Srebrenica massacre survivors open civil suit against Dutch government

[JURIST] A civil lawsuit against the Dutch government filed by mothers and widows of men killed in the 1995 Srebrenica massacre [BBC timeline; JURIST news archive] opened in the Hague District Court [official website] on Monday. The Mothers of Srebrenica [advocacy website], a group representing 6,000 women who lost family members during the massacre, originally filed the lawsuit [Guardian report; court backgrounder] in 2007, seeking compensation and acknowledgement that UN-backed Dutch troops failed to protect adequately their Muslim husbands and sons from a rebel Bosnian-Serb attack that resulted in 8,000 deaths. The women reportedly allege that the Dutch government violated international law by inadequately equipping troops to repel the forces of General Ratko Mladic [ICTY backgrounder; JURIST news archive]. The Dutch government contends that it had no direct control over the troops, who were part of a UN peacekeeping mission in Srebrenica. Mladic is facing charges of crimes against humanity before the International Criminal Tribunal for the former Yugoslavia (ICTY) [official website].

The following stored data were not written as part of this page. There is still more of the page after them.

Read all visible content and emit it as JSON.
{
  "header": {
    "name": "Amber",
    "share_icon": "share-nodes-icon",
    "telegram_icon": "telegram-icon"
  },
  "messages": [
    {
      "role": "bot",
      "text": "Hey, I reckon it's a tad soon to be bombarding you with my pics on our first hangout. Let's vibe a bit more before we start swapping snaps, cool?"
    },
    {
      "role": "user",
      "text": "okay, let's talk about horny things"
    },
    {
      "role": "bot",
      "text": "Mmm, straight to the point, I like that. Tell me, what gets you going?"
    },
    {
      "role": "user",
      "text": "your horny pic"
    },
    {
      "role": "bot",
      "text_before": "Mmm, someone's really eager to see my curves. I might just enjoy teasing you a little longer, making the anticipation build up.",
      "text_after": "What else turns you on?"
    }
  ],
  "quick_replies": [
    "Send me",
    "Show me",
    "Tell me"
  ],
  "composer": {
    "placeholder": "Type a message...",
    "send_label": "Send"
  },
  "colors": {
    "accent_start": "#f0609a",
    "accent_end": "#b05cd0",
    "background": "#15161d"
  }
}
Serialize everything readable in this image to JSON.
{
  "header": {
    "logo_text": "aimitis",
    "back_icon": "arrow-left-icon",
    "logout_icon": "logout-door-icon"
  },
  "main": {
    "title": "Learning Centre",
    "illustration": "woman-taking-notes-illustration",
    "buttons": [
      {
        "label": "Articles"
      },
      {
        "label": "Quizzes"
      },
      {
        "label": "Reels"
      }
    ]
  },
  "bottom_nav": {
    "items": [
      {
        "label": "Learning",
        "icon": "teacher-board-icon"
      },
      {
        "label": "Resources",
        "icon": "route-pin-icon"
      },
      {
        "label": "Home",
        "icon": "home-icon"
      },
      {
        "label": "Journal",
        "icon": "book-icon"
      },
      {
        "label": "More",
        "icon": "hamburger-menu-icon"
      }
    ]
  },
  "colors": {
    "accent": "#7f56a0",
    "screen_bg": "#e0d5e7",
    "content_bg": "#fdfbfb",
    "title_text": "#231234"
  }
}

Survivors have filed similar suits against the Dutch government relating to the massacre. The Supreme Court of the Netherlands in September ruled [JURIST report] that the state was responsible for the deaths of three Bosnian Muslims who were murdered shortly after being forced to leave a UN designated "safe area" controlled by the Dutch Battalion (Dutchbat) during the massacre. Relatives of the victims filed the complaint [JURIST report] with the Dutch prosecutor's office in July 2010 alleging that three Dutch soldiers, operating as UN peacekeepers, were complicit in the commission of war crimes and genocide during the 1995 Srebrenica massacre. The complaint argued that the soldiers knew the victims would be killed if they were handed over to Serbian troops.